By GRAHAM FROST 12/09/2008
Last Sunday the US Treasury rescued the two largest issuers of mortgage backed paper, known as Freddie Mac and Fannie Mae. The share capital of these entities, like Northern Rock, was effectively wiped out. Rather than a nationalisation, this is touted as a conservatorship. These entities have over $5200 billion in liabilities and they guarantee the majority of mortgages in the US. The scale of this rescue is massive and the Treasury will have to stump up a few hundred billion dollars to boost their capital.
Whatever your feelings on moral hazard, this step was probably needed to thaw the frozen credit markets. Six bank failures in two months and worries about Lehman Brother’s survival provided an unpleasant backdrop. Mortgage rates had risen to beyond 6% despite the Federal Reserve cutting interest rates to 2%. They should now come down and provide some liquidity for the housing market. Unfortunately, that is unlikely to mean a quick end to the housing malaise. Foreclosures are rising and the stock of unsold homes will take a long time to unwind, particularly as the economy enters a slowdown and job prospects become uncertain. Moreover, helping institutions finance bad assets does not necessarily mean the value of those assets will increase.

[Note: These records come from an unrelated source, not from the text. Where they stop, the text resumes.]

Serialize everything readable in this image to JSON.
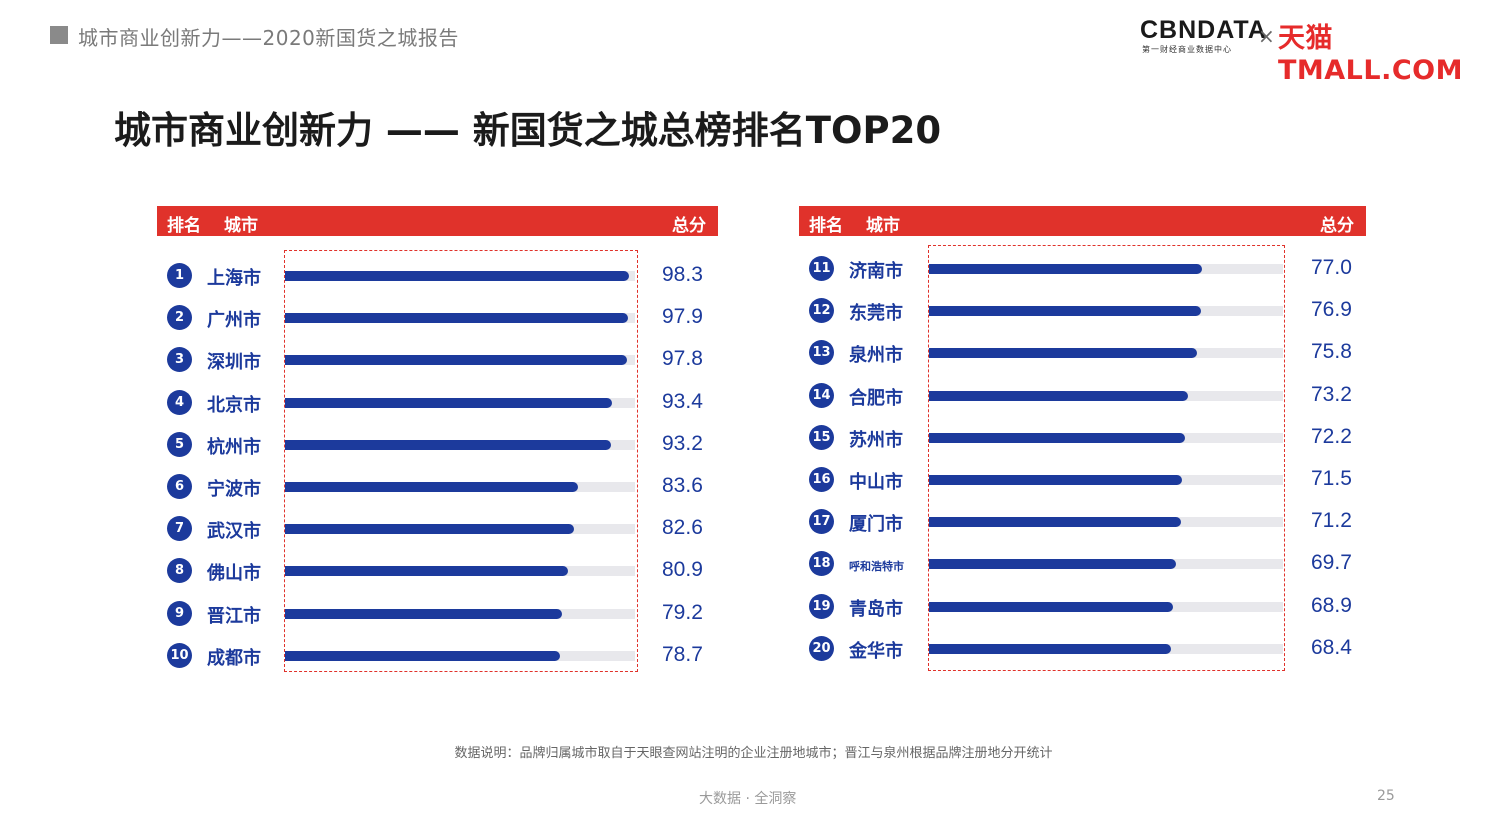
{
  "header": {
    "section_title": "城市商业创新力——2020新国货之城报告",
    "logo_cbn": "CBNDATA",
    "logo_cbn_sub": "第一财经商业数据中心",
    "logo_separator": "×",
    "logo_tmall": "天猫TMALL.COM"
  },
  "page_title": "城市商业创新力 —— 新国货之城总榜排名TOP20",
  "table_headers": {
    "rank": "排名",
    "city": "城市",
    "score": "总分"
  },
  "colors": {
    "accent_red": "#e0322b",
    "bar_blue": "#1c3a9c",
    "track_gray": "#e8e8ec"
  },
  "chart_data": {
    "type": "bar",
    "orientation": "horizontal",
    "xlim": [
      0,
      100
    ],
    "panels": [
      {
        "rows": [
          {
            "rank": "1",
            "city": "上海市",
            "value": 98.3
          },
          {
            "rank": "2",
            "city": "广州市",
            "value": 97.9
          },
          {
            "rank": "3",
            "city": "深圳市",
            "value": 97.8
          },
          {
            "rank": "4",
            "city": "北京市",
            "value": 93.4
          },
          {
            "rank": "5",
            "city": "杭州市",
            "value": 93.2
          },
          {
            "rank": "6",
            "city": "宁波市",
            "value": 83.6
          },
          {
            "rank": "7",
            "city": "武汉市",
            "value": 82.6
          },
          {
            "rank": "8",
            "city": "佛山市",
            "value": 80.9
          },
          {
            "rank": "9",
            "city": "晋江市",
            "value": 79.2
          },
          {
            "rank": "10",
            "city": "成都市",
            "value": 78.7
          }
        ]
      },
      {
        "rows": [
          {
            "rank": "11",
            "city": "济南市",
            "value": 77.0
          },
          {
            "rank": "12",
            "city": "东莞市",
            "value": 76.9
          },
          {
            "rank": "13",
            "city": "泉州市",
            "value": 75.8
          },
          {
            "rank": "14",
            "city": "合肥市",
            "value": 73.2
          },
          {
            "rank": "15",
            "city": "苏州市",
            "value": 72.2
          },
          {
            "rank": "16",
            "city": "中山市",
            "value": 71.5
          },
          {
            "rank": "17",
            "city": "厦门市",
            "value": 71.2
          },
          {
            "rank": "18",
            "city": "呼和浩特市",
            "value": 69.7
          },
          {
            "rank": "19",
            "city": "青岛市",
            "value": 68.9
          },
          {
            "rank": "20",
            "city": "金华市",
            "value": 68.4
          }
        ]
      }
    ]
  },
  "footnote": "数据说明：品牌归属城市取自于天眼查网站注明的企业注册地城市；晋江与泉州根据品牌注册地分开统计",
  "footer": {
    "tagline": "大数据 · 全洞察",
    "page_number": "25"
  }
}
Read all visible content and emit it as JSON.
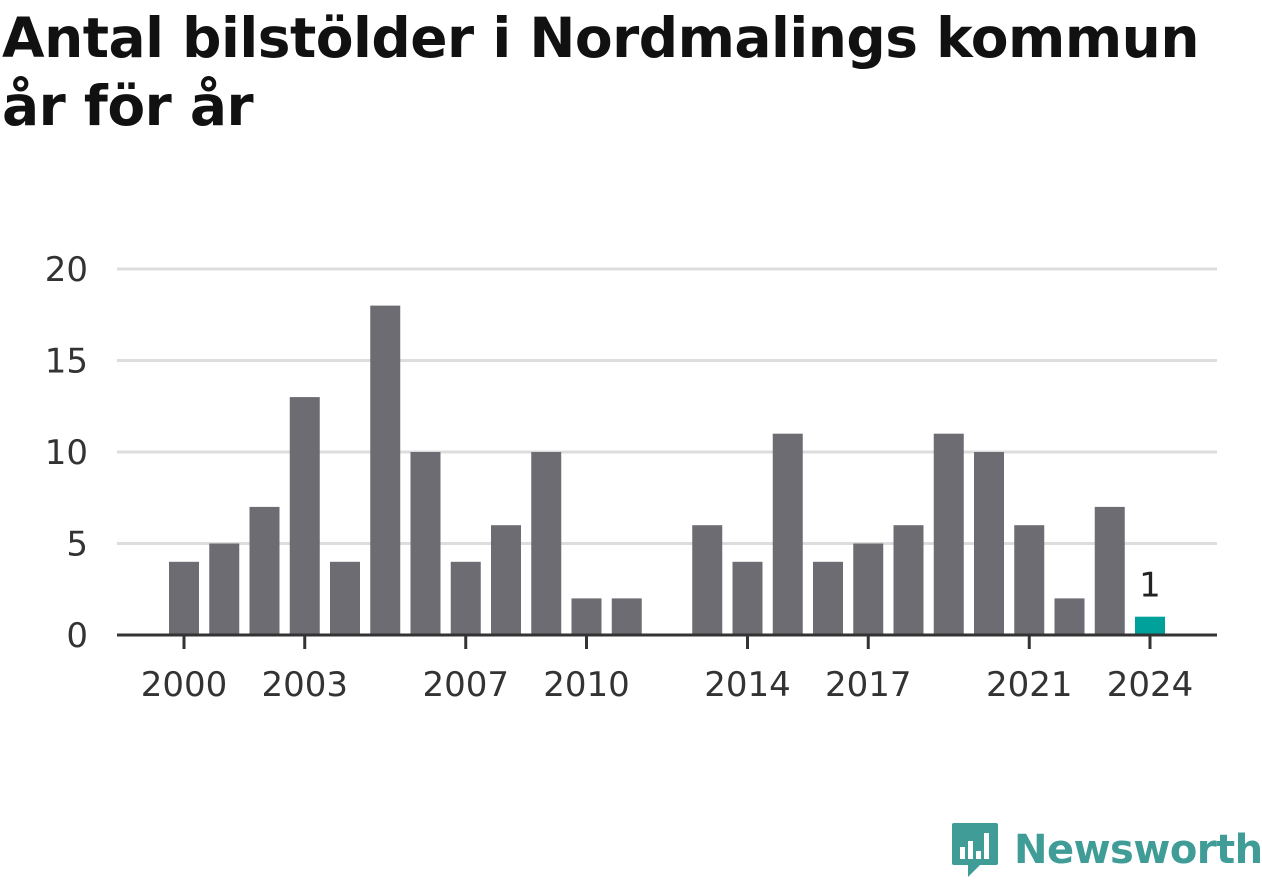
{
  "title": "Antal bilstölder i Nordmalings kommun år för år",
  "brand": {
    "name": "Newsworthy",
    "color": "#3f9c96",
    "icon": "newsworthy-logo-icon"
  },
  "colors": {
    "bar": "#6d6c72",
    "highlight": "#00a19a",
    "grid": "#dddddd",
    "axis": "#333333"
  },
  "chart_data": {
    "type": "bar",
    "title": "Antal bilstölder i Nordmalings kommun år för år",
    "xlabel": "",
    "ylabel": "",
    "ylim": [
      0,
      20
    ],
    "yticks": [
      0,
      5,
      10,
      15,
      20
    ],
    "xticks": [
      2000,
      2003,
      2007,
      2010,
      2014,
      2017,
      2021,
      2024
    ],
    "grid": true,
    "legend": "none",
    "categories": [
      2000,
      2001,
      2002,
      2003,
      2004,
      2005,
      2006,
      2007,
      2008,
      2009,
      2010,
      2011,
      2012,
      2013,
      2014,
      2015,
      2016,
      2017,
      2018,
      2019,
      2020,
      2021,
      2022,
      2023,
      2024
    ],
    "values": [
      4,
      5,
      7,
      13,
      4,
      18,
      10,
      4,
      6,
      10,
      2,
      2,
      0,
      6,
      4,
      11,
      4,
      5,
      6,
      11,
      10,
      6,
      2,
      7,
      1
    ],
    "highlight": {
      "category": 2024,
      "value": 1,
      "label": "1"
    }
  }
}
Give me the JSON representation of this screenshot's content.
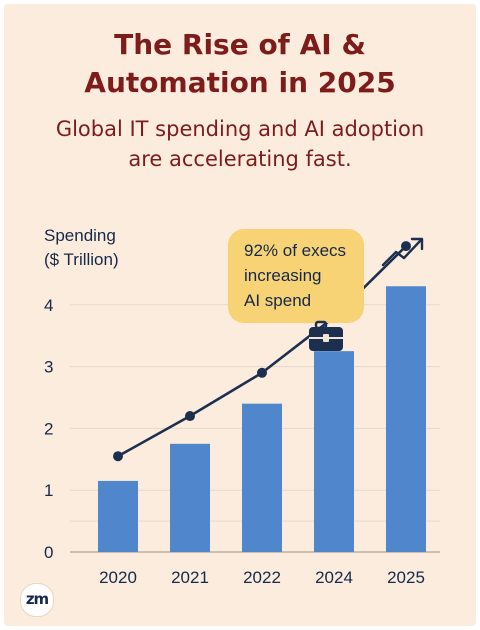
{
  "header": {
    "title_line1": "The Rise of AI &",
    "title_line2": "Automation in 2025",
    "subtitle_line1": "Global IT spending and AI adoption",
    "subtitle_line2": "are accelerating fast."
  },
  "callout": {
    "line1": "92% of execs",
    "line2": "increasing",
    "line3": "AI spend",
    "icon": "briefcase-icon"
  },
  "trend_icon": "trending-up-icon",
  "logo": {
    "text": "zm"
  },
  "colors": {
    "background": "#fbecdd",
    "title": "#7e1c1c",
    "bar": "#4f86cc",
    "line": "#1d2f4f",
    "callout": "#f7d376"
  },
  "chart_data": {
    "type": "bar",
    "categories": [
      "2020",
      "2021",
      "2022",
      "2024",
      "2025"
    ],
    "series": [
      {
        "type": "bar",
        "values": [
          1.15,
          1.75,
          2.4,
          3.25,
          4.3
        ]
      },
      {
        "type": "line",
        "values": [
          1.55,
          2.2,
          2.9,
          3.8,
          4.95
        ]
      }
    ],
    "ylabel_line1": "Spending",
    "ylabel_line2": "($ Trillion)",
    "yticks": [
      0,
      1,
      2,
      3,
      4
    ],
    "ylim": [
      0,
      5
    ],
    "grid": true
  }
}
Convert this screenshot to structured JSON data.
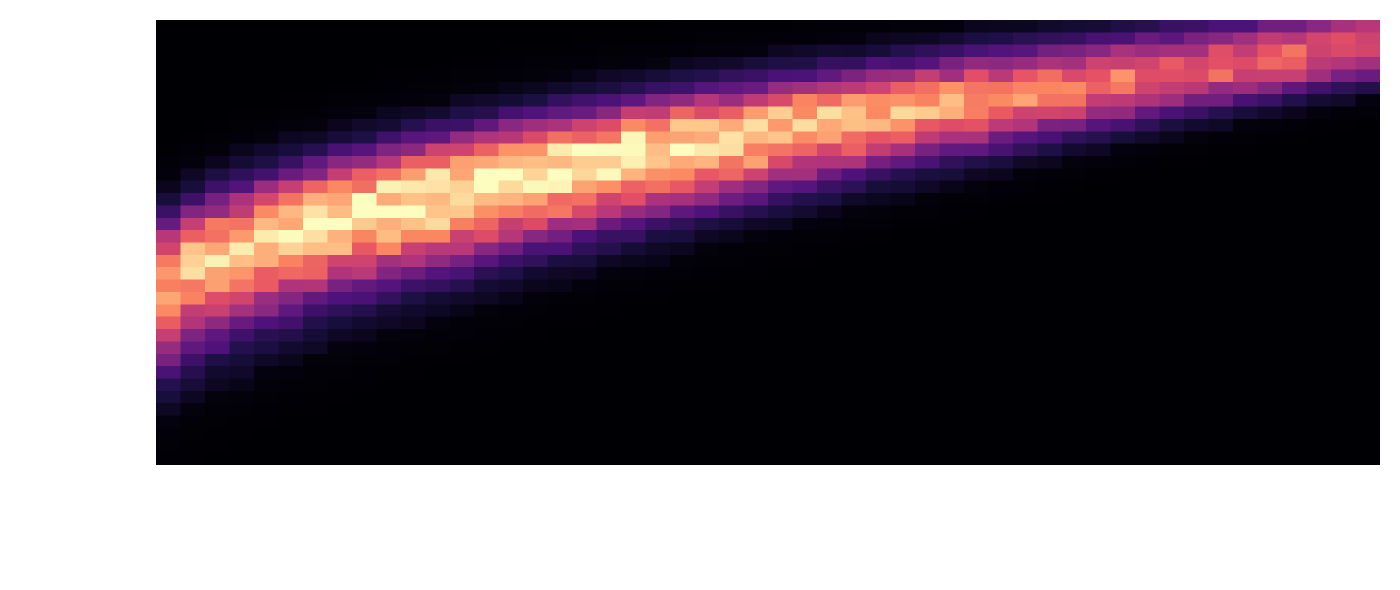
{
  "chart_data": {
    "type": "heatmap",
    "title": "",
    "xlabel": "",
    "ylabel": "",
    "colormap": "magma",
    "grid": false,
    "legend": "none",
    "shape": {
      "columns": 50,
      "rows": 36
    },
    "density_model": {
      "ridge_y_at_left": 0.38,
      "ridge_y_at_right": 0.94,
      "ridge_curvature_exponent": 0.6,
      "band_halfwidth_upper": 0.09,
      "band_halfwidth_lower_left": 0.13,
      "band_halfwidth_lower_right": 0.05,
      "peak_column_fraction": 0.3
    }
  },
  "colors": {
    "background": "#000004",
    "magma_stops": [
      "#000004",
      "#1c1044",
      "#4f127b",
      "#812581",
      "#b5367a",
      "#e55064",
      "#fb8761",
      "#fec287",
      "#fcfdbf"
    ]
  }
}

Lehman’s is an old American institution that now finds itself in the position of having to sell the family silver to raise cash after reporting a third quarter $2.9bn loss. It is mooted to be seeking a buyer for its asset management unit and property portfolios. Assets it would rather keep but needs must.
Fannie and Freddie were ‘too big to fail’ but others may not be so lucky. The important point about their rescue is that it should reduce the stress in credit markets and hopefully begin to reduce the spreads prevailing on riskier assets so that borrowing can occur at more sensible rates. That doesn’t mean that a lengthy period of sub trend economic growth will be avoided, just that its depth may now be shallower.
Meanwhile in the UK, the Bank of England will shortly publish its ideas on a permanent liquidity facility for banks in need of cash to replace the bond swaps which expire in October. Mervyn King, the Governor, has emphasised it would not be a permanent source of capital and takes the view that banks should rather sort out problems at their own expense rather than the taxpayers’.